Enfermeiros cumprem hoje primeiro dia de greve nacional

Os enfermeiros cumprem desde as 00h00 desta sexta-feira o primeiro de dois dias de greve nacional em protesto pelos cortes salariais nas horas extraordinárias, exigindo a progressão na carreira e a reposição das 35 horas de trabalho semanais.

Na manhã de quinta-feira, a direção do Sindicato dos Enfermeiros Portugueses (SEP) chegou a reunir para avaliar se mantinha ou não a paralisação, face ao pedido do Ministério da Saúde para que os sindicalistas reconsiderassem esta greve tendo em conta o cenário "extraordinário" do surto de legionella.

O dirigente sindical José Carlos Martins disse que esta não é uma questão suficiente para desconvocar o protesto.

Para o SEP, se o Ministério da Saúde achava mesmo importante desconvocar a greve, isso seria possível se tivesse respondido a um conjunto de reivindicações que o sindicato tem vindo a apresentar, como medidas para acabar com a exaustão dos profissionais ou a admissão de mais funcionários.
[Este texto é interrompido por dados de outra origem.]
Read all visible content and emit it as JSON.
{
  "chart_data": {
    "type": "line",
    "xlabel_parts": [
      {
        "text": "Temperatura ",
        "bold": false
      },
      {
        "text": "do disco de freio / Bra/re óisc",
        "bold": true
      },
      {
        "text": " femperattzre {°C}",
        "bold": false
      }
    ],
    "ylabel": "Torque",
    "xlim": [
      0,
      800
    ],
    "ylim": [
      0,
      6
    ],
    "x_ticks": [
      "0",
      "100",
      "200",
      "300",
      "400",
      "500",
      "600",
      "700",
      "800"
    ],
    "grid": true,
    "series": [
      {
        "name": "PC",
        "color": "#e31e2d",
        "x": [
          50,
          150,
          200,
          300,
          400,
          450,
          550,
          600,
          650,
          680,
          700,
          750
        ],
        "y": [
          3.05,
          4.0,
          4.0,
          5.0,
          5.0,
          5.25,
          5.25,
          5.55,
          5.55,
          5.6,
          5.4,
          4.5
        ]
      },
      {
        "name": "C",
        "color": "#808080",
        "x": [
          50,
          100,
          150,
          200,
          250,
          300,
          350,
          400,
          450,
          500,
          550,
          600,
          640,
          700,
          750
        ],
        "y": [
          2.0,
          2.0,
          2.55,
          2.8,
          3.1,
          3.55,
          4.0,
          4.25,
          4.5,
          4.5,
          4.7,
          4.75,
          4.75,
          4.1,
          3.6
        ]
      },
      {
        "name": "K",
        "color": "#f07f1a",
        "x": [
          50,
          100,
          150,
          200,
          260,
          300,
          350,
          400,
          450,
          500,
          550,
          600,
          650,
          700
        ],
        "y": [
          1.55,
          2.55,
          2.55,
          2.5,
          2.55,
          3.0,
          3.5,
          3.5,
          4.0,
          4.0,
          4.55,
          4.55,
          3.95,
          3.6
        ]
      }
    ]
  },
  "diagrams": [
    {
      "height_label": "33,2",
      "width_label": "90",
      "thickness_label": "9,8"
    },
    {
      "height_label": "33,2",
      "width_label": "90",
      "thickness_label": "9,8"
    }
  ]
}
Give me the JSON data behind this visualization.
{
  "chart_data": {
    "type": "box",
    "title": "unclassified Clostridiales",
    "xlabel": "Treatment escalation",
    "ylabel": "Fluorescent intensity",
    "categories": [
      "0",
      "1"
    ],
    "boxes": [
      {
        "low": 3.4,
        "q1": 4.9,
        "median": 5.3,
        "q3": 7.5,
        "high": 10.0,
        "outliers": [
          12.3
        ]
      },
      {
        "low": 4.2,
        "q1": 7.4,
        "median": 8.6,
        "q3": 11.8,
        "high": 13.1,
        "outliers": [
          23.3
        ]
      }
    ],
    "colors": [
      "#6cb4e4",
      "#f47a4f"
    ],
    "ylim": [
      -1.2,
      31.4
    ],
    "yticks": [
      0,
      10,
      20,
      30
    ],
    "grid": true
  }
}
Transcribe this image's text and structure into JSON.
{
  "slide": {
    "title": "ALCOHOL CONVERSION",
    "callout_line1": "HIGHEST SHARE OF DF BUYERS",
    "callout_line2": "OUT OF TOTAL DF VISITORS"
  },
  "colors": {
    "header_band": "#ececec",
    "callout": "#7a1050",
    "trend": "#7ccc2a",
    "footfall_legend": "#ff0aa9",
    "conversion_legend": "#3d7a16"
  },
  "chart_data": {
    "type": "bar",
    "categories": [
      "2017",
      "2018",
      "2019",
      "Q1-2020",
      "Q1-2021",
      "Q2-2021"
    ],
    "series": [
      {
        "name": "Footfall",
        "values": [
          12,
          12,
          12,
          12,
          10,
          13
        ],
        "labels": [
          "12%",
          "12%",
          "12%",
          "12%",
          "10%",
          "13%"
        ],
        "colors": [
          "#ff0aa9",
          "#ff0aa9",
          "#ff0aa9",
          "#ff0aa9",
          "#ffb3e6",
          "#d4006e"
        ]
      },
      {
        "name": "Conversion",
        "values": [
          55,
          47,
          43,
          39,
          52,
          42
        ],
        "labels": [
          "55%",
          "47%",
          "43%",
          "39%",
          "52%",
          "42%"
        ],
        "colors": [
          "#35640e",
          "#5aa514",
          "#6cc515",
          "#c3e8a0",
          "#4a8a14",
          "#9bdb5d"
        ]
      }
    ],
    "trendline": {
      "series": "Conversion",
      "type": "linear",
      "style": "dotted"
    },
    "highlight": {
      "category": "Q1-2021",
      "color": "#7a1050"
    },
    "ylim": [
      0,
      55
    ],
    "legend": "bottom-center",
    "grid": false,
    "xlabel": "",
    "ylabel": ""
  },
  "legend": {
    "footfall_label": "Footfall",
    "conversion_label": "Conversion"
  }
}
José Carlos Martins assegurou que, havendo necessidade, designadamente ao nível de Lisboa, poderão existir alguns ajustes.

Num comunicado enviado ao final da tarde de quinta-feira, o Ministério da Saúde disse estar a avaliar os serviços mínimos exigíveis nos hospitais onde estão a ser tratados os infetados com a bactéria 'legionella'.

Quando anunciou a marcação da greve, na segunda-feira, o Sindicato dos Enfermeiros Portugueses acusou o Ministério da Saúde de não cumprir os compromissos assumidos em processo negocial no que se refere à possibilidade do descongelamento do tempo de serviço para a progressão na carreira.